2. In 1 Tim. vi. 2, And they that have believing masters, &c., what is the relation expressed or implied between "they" (servants) and "_believing masters_?" And what are your reasons for the construction of the pa.s.sage?
3. What was the character of ancient and eastern slavery?--Especially what (legal) power did this relation give the master over the slave?
PROFESSOR STUART'S REPLY.
ANDOVER, 10th April, 1837.
REV. AND DEAR SIR,--Yours is before me. A sickness of three months'
standing (typhus fever,) in which I have just escaped death, and which still confines me to my house, renders it impossible for me to answer your letter at large.

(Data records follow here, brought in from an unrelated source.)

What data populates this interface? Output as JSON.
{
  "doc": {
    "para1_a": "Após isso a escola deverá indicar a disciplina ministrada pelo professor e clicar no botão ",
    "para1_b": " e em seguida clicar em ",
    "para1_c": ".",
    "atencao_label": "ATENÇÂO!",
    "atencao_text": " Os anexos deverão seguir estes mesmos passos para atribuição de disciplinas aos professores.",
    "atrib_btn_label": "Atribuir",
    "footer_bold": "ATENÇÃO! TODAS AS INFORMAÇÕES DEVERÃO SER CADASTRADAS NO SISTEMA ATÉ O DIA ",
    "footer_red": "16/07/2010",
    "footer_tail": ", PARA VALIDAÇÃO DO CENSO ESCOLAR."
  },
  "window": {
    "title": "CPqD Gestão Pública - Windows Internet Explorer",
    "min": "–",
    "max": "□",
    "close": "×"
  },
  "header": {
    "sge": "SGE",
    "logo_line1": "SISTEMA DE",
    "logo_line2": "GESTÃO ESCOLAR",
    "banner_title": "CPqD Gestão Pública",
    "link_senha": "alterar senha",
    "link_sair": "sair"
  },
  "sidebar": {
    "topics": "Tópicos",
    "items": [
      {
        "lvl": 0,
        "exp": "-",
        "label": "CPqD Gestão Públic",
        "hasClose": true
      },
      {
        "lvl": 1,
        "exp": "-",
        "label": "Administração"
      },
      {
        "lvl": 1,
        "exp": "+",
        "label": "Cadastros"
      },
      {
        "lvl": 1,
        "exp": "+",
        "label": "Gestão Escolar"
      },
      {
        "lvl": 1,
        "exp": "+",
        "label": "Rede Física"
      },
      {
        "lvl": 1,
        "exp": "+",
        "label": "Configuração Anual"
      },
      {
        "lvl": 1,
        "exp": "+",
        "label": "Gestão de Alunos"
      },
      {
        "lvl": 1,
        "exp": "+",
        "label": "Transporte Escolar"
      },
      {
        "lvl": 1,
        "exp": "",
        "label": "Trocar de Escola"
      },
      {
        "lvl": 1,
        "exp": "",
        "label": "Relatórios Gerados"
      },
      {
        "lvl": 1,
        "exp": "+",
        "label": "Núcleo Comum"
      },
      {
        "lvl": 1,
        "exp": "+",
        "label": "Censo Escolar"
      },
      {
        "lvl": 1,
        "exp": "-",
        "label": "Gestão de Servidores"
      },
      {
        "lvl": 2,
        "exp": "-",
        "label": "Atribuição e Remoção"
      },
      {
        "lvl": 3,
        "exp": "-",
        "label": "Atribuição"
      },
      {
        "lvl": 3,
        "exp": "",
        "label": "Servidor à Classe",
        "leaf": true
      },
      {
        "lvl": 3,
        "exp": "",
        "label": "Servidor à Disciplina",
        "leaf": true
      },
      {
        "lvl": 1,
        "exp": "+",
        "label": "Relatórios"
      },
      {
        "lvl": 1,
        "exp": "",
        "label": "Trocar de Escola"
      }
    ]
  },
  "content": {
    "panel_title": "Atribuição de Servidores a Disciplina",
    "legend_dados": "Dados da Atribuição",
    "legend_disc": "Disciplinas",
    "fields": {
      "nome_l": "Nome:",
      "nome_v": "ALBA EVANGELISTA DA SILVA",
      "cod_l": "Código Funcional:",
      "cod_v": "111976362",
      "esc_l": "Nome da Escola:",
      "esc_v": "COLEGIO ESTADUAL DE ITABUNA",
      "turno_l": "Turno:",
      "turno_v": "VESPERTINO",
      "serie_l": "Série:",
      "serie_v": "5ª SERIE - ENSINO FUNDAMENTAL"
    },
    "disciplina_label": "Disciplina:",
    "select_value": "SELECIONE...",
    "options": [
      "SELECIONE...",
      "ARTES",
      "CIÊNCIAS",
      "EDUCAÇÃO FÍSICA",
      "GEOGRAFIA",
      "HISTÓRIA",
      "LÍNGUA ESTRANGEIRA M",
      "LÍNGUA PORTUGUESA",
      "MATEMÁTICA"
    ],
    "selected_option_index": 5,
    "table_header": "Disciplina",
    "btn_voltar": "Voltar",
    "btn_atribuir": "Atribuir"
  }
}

1. The precepts of the New Testament respecting the demeanor of slaves and of their masters, beyond all question, recognize the existence of slavery. The masters are in part "believing masters,"
so that a precept to them, how they are to behave as _masters_, recognizes that the relation may still exist, _salva fide et salva ecclesia_, ("without violating the Christian faith or the church.") Otherwise, Paul had nothing to do but to cut the band asunder at once. He could not lawfully and properly temporize with a _malum in se_, ("that which is in itself sin.")
If any one doubts, let him take the case of Paul's sending Onesimus back to Philemon, with an apology for his running away, and sending him back to be his servant for life. The relation did exist, may exist. The _abuse_ of it is the essential and fundamental wrong. Not that the theory of slavery is in itself right. No; "Love thy neighbor as thyself," "Do unto others that which ye would that others should do unto you," decide against this. But the relation once const.i.tuted and continued, is not such a _malum in se_ as calls for immediate and violent disruption at all hazards. So Paul did not counsel.